An EBSS report ‘Don’t mention the law’, on MBIE’s proposed regulations and methodology for identifying earthquake prone buildings, shows that the Chief Executive, David Smol, intends to flout a landmark Supreme Court decision.
The law provides that the earthquake prone building test is against performance in a defined moderate earthquake. The Supreme Court, in a 2014 decision, ruled that the test earthquake must be a moderate earthquake, and not any more severe event. This ruling has been ignored in the methodology, where the effective test is some undefined severe earthquake.
“This ‘severe earthquake’ test and other manipulations means that buildings can be designated as earthquake prone when they clearly are not”, said Ian Harrison Chair of EBSS. “Engineers were told in their briefing document that assessed seismic ratings should never match the actual capacity of the building”.
The report recommends that engineers be required to sign an attestation that an earthquake prone building meets the specific performance test required by law.

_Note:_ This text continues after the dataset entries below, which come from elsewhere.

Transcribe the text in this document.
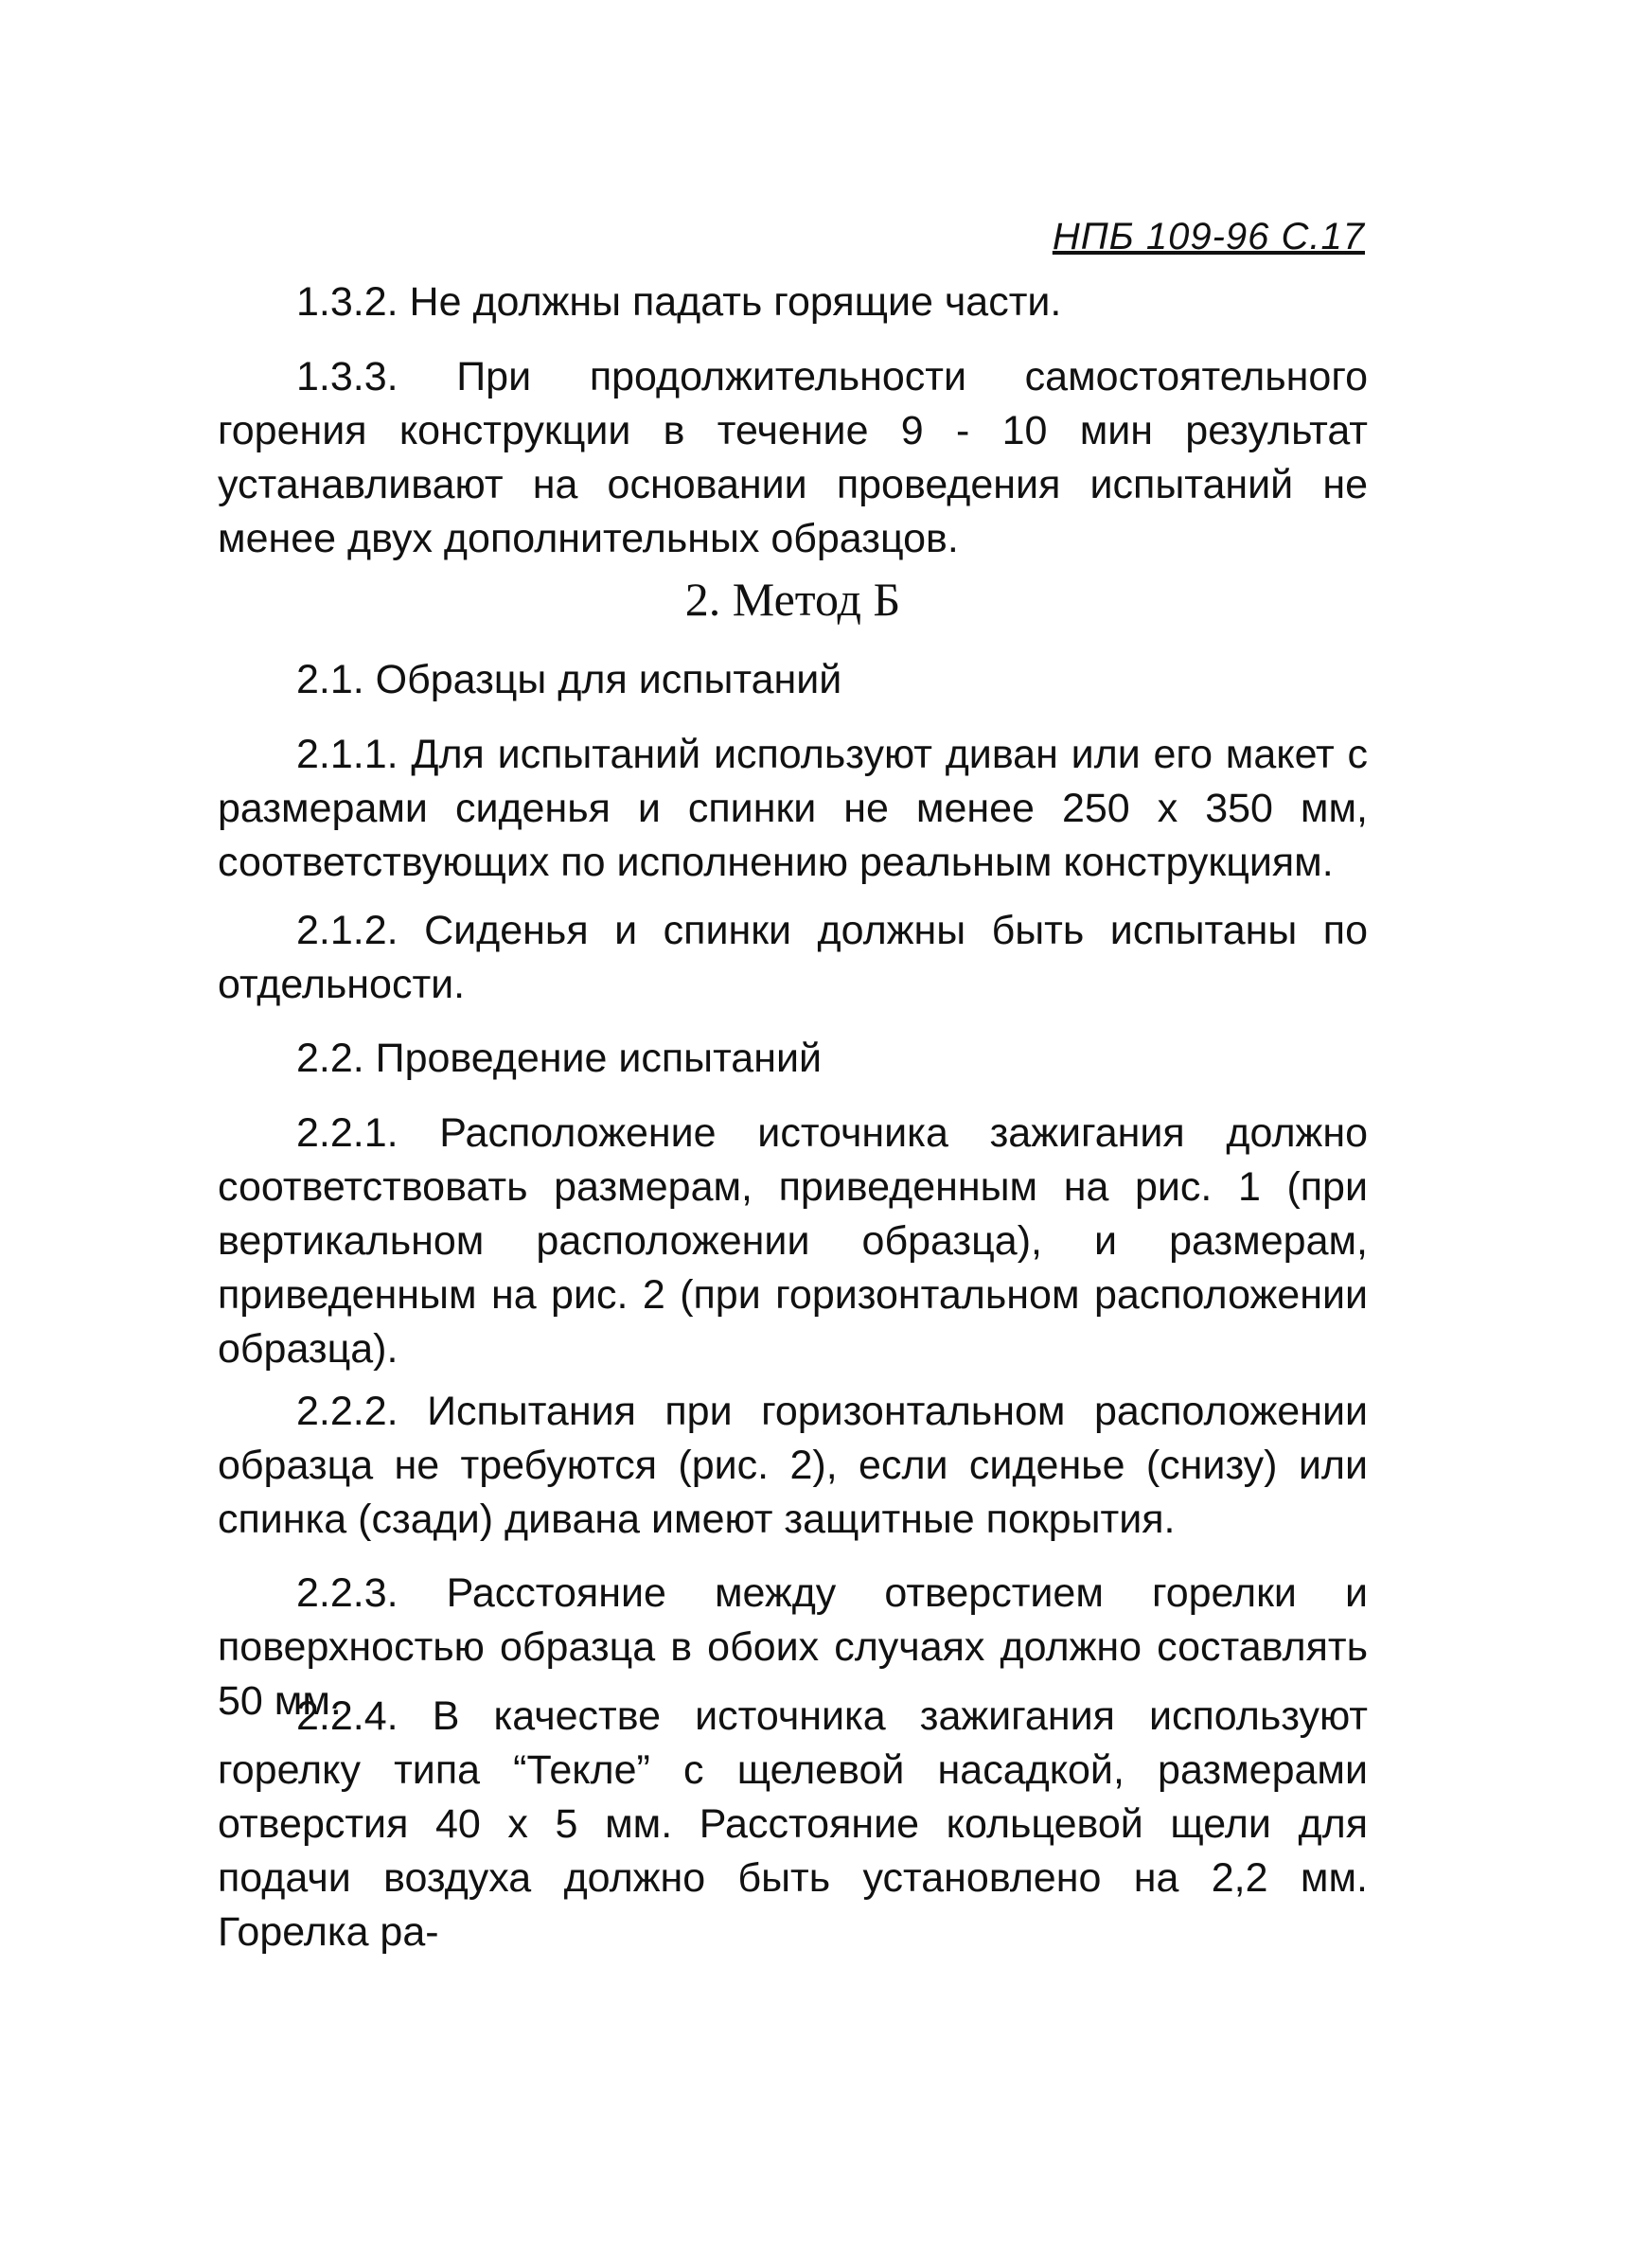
НПБ 109-96 С.17
1.3.2. Не должны падать горящие части.
1.3.3. При продолжительности самостоятельного горения конструкции в течение 9 - 10 мин результат устанавливают на основании проведения испытаний не менее двух дополнительных образцов.
2. Метод Б
2.1. Образцы для испытаний
2.1.1. Для испытаний используют диван или его макет с размерами сиденья и спинки не менее 250 x 350 мм, соответствующих по исполнению реальным конструкциям.
2.1.2. Сиденья и спинки должны быть испытаны по отдельности.
2.2. Проведение испытаний
2.2.1. Расположение источника зажигания должно соответствовать размерам, приведенным на рис. 1 (при вертикальном расположении образца), и размерам, приведенным на рис. 2 (при горизонтальном расположении образца).
2.2.2. Испытания при горизонтальном расположении образца не требуются (рис. 2), если сиденье (снизу) или спинка (сзади) дивана имеют защитные покрытия.
2.2.3. Расстояние между отверстием горелки и поверхностью образца в обоих случаях должно составлять 50 мм.
2.2.4. В качестве источника зажигания используют горелку типа “Текле” с щелевой насадкой, размерами отверстия 40 x 5 мм. Расстояние кольцевой щели для подачи воздуха должно быть установлено на 2,2 мм. Горелка ра-
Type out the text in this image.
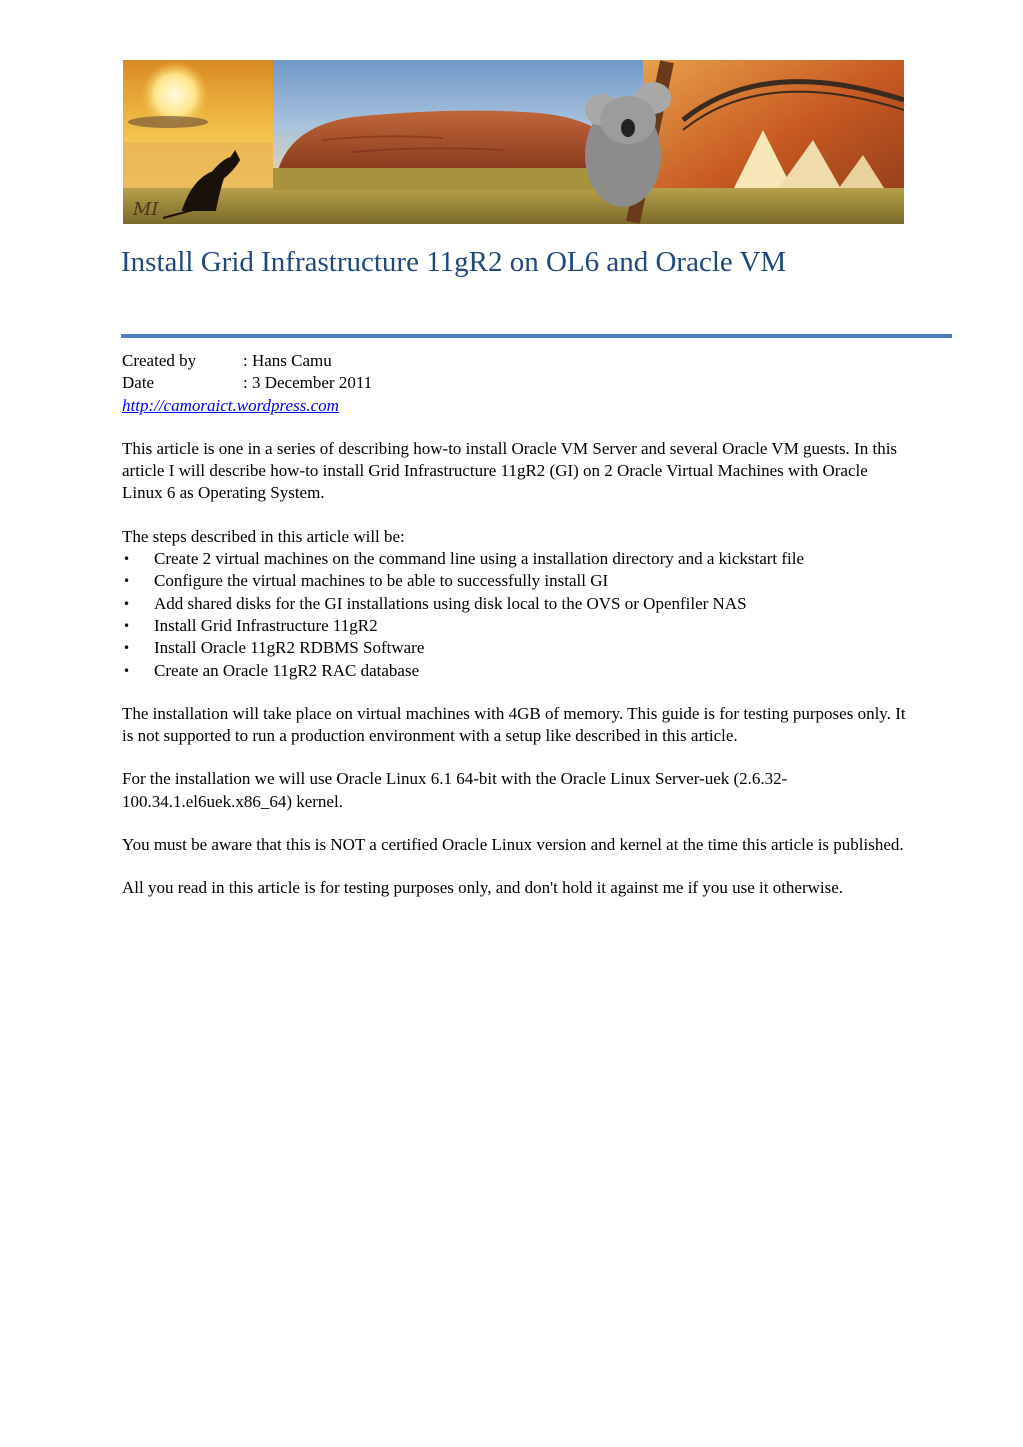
MI
Install Grid Infrastructure 11gR2 on OL6 and Oracle VM
Created by	: Hans Camu
Date	: 3 December 2011
http://camoraict.wordpress.com

This article is one in a series of describing how-to install Oracle VM Server and several Oracle VM guests. In this article I will describe how-to install Grid Infrastructure 11gR2 (GI) on 2 Oracle Virtual Machines with Oracle Linux 6 as Operating System.

The steps described in this article will be:

•	Create 2 virtual machines on the command line using a installation directory and a kickstart file
•	Configure the virtual machines to be able to successfully install GI
•	Add shared disks for the GI installations using disk local to the OVS or Openfiler NAS
•	Install Grid Infrastructure 11gR2
•	Install Oracle 11gR2 RDBMS Software
•	Create an Oracle 11gR2 RAC database

The installation will take place on virtual machines with 4GB of memory. This guide is for testing purposes only. It is not supported to run a production environment with a setup like described in this article.

For the installation we will use Oracle Linux 6.1 64-bit with the Oracle Linux Server-uek (2.6.32-100.34.1.el6uek.x86_64) kernel.

You must be aware that this is NOT a certified Oracle Linux version and kernel at the time this article is published.

All you read in this article is for testing purposes only, and don't hold it against me if you use it otherwise.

“MBIE’s regime is grossly over engineered,” said Harrison. “There is an issue with unreinforced masonry buildings in more seismically active areas, but the real risks can be addressed quickly and relatively cheaply. We don’t have to do tens of thousands of potentially rigged assessments and then spend billions strengthening reinforced concrete and wooden buildings that are known to perform well in earthquakes”.
MBIE does not know how the regime will work and whether it will deliver consistent results, because it has not been tested. The methodology development process fells well short of minimum testing and validation standards, let alone best practice.
The report shows that the public has been systematically mislead about the real risk of so-called ‘earthquake prone’ buildings.
The New Zealand Society of Earthquake Engineering risk grading system, which is being promoted by MBIE, describes buildings as high risk, and very high risk, when they can be thousands of times safer than everyday activities such as driving or flying.Older reinforced concrete buildings performed as well as modern buildings in the Christchurch earthquake.The Wellington City Council’s website states that earthquake prone buildings can be expected to collapse in a moderate earthquake. Wellington was hit by a moderate earthquake in November 2016, but only two of nearly 700 ‘earthquake prone’ buildings had structural damage, and none collapsed. It was the modern buildings that were the big problem.
EBSS believes that engineers have breached the Fair Trading Act by making misleading statements about the need for services, and making unsubstantiated statements about risk. EBSS will be making a complaint to the Commerce Commission under the Act.